Las olas rompían con furia contra la
escollera. El Mediterráneo había perdido su calma bonachona de señor que se
mece tranquilamente en su columpio y ahora agitaba furioso su cabellera de
algas. Ráfagas huracanadas combaban las pelucas crespas de los olivos y de los
almendros y el polvo reseco del verano subía en torbellinos.

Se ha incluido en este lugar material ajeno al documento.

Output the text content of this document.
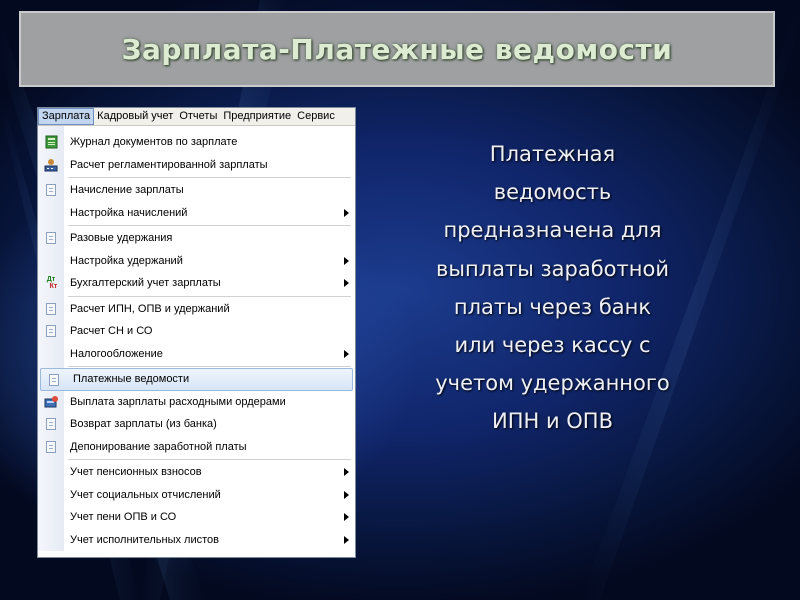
Зарплата-Платежные ведомости
Зарплата Кадровый учет Отчеты Предприятие Сервис
Журнал документов по зарплате
Расчет регламентированной зарплаты
Начисление зарплаты
Настройка начислений
Разовые удержания
Настройка удержаний
Дт
Кт Бухгалтерский учет зарплаты
Расчет ИПН, ОПВ и удержаний
Расчет СН и СО
Налогообложение
Платежные ведомости
Выплата зарплаты расходными ордерами
Возврат зарплаты (из банка)
Депонирование заработной платы
Учет пенсионных взносов
Учет социальных отчислений
Учет пени ОПВ и СО
Учет исполнительных листов
Платежная
ведомость
предназначена для
выплаты заработной
платы через банк
или через кассу с
учетом удержанного
ИПН и ОПВ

La pareja avanzaba, forcejeando contra el
viento, sobre las arenas grises de la playa. Él era un hombre de mediana
estatura, pelirrubio, cejijunto y algo achaparrado de espaldas. Su mandíbula
maciza mordía las posaderas de la tempestad. Ella parecía una muñeca recién
comprada en una vieja droguería en donde se venden polvos raticidas y juguetes
de plástico. Había en su marcha algo de amanerado, de presuntuoso, como si
aquel paseo fuese una excursión dirigida por monjitas de toca ancha y mente
estrecha. Las rubias walkirias y los mocetones del norte de Europa que habían
salido de sus tiendas para afianzar los postes y las cuerdas de sus nidos de
verano, dirigieron una mirada perpleja a la pareja de españoles.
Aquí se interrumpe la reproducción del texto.